I have a business degree and was working as a software sales engineer. In my interactions with software engineers, I realized that I didn’t want to sell software—I wanted to build it. I had self-taught myself programming, but I could only go so far on my own.
The Align program provided the right mix of teaching, mentorship, and professional development to break into tech. The Yellow Ribbon Scholarship was a major reason for enrolling, too, because my GI Bill couldn’t cover the entire tuition.
The flexibility of Align is great. Being able to work during the day and take evening classes helps financially and is a good way to ease into the program while maintaining my job.
The professors work in industry—at Amazon, Google, Salesforce—and they strike a good balance between theory and how it’s done in practice. The students are all committed to learning and helping each other. One even volunteers his weekends to offer workshops on job interviews.
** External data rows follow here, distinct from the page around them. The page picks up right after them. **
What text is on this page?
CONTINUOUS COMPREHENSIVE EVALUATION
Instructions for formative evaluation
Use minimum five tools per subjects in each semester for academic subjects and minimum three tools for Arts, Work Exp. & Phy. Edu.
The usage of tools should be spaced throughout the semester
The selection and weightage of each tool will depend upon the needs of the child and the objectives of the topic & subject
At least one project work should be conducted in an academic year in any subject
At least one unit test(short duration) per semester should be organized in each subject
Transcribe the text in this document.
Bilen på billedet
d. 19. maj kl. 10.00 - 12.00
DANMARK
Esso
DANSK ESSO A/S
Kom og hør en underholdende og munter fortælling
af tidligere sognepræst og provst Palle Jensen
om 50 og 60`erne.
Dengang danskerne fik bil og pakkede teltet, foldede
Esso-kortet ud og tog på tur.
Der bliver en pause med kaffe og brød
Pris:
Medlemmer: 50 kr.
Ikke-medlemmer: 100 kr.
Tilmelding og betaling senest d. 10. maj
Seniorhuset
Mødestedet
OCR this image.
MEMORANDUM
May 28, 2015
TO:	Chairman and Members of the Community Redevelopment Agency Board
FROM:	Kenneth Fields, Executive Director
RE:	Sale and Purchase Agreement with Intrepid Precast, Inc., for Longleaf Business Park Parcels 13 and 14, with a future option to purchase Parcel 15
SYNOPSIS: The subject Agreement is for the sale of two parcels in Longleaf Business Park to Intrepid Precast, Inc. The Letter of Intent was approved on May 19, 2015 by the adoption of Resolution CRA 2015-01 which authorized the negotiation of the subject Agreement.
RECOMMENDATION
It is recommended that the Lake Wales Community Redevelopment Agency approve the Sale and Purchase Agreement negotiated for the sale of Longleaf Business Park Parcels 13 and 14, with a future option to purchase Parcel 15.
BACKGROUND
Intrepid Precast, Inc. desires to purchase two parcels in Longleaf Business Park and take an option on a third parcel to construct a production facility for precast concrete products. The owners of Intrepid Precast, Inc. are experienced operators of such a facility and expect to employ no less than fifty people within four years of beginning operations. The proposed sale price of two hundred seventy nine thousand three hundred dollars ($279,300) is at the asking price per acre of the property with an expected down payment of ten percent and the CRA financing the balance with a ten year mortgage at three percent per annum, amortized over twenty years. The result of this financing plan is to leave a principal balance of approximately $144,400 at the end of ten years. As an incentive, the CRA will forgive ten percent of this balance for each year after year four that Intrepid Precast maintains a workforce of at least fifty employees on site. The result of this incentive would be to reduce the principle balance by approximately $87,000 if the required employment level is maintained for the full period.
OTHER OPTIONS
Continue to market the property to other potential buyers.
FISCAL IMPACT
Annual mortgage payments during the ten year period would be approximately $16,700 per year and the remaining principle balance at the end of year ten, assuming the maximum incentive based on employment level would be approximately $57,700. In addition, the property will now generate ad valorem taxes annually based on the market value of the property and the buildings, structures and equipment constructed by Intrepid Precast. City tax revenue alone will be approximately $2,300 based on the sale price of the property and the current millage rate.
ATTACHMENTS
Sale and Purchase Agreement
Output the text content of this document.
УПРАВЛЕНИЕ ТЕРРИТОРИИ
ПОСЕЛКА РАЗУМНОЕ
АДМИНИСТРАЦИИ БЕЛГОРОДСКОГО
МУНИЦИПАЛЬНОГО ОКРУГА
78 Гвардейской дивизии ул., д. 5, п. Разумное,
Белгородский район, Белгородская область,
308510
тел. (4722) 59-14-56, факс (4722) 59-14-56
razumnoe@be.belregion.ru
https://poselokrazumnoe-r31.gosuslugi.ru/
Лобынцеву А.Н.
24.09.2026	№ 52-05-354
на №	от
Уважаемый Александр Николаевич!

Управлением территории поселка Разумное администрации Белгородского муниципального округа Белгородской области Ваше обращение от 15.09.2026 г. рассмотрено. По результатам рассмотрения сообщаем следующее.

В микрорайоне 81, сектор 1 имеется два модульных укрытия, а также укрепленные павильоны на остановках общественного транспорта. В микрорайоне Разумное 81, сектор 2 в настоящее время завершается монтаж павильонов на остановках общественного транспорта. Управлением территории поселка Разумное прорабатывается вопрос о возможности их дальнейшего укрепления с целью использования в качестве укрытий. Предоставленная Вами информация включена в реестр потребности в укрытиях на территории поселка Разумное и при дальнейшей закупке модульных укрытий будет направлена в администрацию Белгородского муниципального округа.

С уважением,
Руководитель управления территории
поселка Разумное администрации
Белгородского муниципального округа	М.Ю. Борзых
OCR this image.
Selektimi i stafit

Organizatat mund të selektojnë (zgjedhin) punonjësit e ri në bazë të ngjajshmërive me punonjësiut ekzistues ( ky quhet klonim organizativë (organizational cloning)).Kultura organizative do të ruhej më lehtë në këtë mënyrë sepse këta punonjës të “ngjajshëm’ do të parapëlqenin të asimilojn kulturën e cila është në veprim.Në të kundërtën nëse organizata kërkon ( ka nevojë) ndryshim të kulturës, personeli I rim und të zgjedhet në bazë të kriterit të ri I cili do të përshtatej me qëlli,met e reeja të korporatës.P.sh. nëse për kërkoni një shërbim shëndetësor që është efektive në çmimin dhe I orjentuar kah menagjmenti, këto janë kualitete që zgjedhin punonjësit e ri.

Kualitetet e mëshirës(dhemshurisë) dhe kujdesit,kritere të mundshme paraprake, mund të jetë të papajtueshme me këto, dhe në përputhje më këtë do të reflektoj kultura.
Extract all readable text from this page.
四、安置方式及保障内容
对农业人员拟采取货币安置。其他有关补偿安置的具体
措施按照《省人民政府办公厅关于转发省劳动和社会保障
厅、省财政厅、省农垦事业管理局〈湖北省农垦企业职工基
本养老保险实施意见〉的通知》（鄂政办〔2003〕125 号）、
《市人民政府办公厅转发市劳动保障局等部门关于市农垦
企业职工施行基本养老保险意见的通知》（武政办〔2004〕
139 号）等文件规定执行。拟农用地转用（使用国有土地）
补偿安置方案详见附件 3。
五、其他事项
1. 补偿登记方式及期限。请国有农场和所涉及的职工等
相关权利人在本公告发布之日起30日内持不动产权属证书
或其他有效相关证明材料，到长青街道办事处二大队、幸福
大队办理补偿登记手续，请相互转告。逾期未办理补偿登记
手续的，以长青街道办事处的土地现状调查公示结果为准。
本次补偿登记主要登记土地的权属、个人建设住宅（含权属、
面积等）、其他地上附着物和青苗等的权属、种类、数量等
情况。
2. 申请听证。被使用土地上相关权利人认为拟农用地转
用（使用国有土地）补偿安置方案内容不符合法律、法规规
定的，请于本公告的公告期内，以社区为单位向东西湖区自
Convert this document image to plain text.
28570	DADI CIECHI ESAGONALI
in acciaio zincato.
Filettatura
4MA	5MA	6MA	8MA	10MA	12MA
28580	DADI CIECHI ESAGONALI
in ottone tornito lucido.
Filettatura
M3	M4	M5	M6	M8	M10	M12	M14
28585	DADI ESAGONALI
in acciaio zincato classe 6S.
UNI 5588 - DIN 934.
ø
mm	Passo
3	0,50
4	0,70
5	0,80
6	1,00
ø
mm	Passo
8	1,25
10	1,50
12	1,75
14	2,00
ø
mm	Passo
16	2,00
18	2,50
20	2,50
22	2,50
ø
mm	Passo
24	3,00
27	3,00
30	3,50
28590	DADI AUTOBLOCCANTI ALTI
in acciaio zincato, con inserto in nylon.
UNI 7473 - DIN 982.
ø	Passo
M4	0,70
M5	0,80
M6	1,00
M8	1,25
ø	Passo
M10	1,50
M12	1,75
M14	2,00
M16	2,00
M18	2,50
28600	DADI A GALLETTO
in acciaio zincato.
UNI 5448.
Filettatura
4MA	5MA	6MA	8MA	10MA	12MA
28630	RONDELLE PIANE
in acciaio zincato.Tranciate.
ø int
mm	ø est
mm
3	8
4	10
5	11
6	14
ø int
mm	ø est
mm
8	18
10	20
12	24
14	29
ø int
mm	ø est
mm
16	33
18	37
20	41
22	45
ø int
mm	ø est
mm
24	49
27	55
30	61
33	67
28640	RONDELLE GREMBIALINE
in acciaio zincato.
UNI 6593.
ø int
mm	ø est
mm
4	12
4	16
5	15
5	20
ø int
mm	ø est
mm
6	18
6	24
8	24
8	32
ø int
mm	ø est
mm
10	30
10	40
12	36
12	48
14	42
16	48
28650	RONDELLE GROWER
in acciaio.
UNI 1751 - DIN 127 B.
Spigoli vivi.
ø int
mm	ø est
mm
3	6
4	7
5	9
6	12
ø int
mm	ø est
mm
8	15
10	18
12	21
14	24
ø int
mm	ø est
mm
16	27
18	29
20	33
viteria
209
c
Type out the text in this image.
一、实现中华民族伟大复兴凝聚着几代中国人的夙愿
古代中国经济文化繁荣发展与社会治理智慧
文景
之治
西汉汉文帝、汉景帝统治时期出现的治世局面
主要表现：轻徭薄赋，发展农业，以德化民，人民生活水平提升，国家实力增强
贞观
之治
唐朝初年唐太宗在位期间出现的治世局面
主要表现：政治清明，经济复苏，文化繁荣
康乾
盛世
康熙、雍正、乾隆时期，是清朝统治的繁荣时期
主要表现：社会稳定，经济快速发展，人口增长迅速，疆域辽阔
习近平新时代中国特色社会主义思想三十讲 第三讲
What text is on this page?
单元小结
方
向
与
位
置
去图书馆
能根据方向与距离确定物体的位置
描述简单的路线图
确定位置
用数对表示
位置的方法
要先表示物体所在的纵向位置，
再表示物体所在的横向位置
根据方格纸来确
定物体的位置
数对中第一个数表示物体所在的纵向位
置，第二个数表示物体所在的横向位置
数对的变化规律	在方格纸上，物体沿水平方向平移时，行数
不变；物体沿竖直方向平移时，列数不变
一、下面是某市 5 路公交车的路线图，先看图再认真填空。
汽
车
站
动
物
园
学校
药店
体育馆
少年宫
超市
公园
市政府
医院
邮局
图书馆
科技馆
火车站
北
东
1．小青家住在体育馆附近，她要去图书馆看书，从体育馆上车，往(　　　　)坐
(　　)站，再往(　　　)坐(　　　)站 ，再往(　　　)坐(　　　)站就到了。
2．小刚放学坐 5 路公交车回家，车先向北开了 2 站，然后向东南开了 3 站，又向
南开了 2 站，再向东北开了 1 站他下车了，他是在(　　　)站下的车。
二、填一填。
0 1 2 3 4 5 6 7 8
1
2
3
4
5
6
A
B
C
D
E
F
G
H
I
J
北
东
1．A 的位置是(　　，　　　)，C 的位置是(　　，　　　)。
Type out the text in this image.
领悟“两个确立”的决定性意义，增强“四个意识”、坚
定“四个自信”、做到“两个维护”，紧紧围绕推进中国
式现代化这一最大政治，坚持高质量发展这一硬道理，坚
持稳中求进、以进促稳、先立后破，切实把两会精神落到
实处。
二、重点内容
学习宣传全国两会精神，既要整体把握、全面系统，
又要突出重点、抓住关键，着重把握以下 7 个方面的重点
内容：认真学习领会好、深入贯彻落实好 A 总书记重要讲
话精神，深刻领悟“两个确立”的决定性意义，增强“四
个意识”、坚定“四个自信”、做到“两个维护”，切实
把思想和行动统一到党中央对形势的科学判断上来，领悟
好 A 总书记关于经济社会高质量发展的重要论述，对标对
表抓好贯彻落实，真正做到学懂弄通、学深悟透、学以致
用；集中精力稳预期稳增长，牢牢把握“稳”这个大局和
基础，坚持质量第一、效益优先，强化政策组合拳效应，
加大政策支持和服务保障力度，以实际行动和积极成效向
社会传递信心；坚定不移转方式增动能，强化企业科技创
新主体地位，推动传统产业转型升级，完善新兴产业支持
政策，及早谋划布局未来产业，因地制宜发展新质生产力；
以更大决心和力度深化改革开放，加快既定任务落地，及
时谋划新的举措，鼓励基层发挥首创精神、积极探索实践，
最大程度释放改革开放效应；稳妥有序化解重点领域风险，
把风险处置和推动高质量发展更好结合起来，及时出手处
I’m focusing on Software-Oriented Architecture (SOA) because I like building things and developing good software. SOA provides a good framework on how to think about developing software well.
In my Operating Systems class, I’m learning how computers actually work and standing at the line where electrical engineering ends and software engineering starts. I finally understand what all those 1s and 0s really mean. It’s eye-opening.
My co-op at Amazon is challenging but rewarding. It’s a steep learning curve, but what I learned at Align I’m able to directly apply here. I’m working on a project to build a prototype/custom Alexa skill for a subset of business customers. On my last day of the co-op, they gave me a job offer.
I’m working as a Software Development Engineer at Amazon. Align provided the time and space for me to explore my intellectual curiosities in computer science and to network and meet small and big tech companies in Seattle. It helped me get a co-op—and eventually a job at Amazon.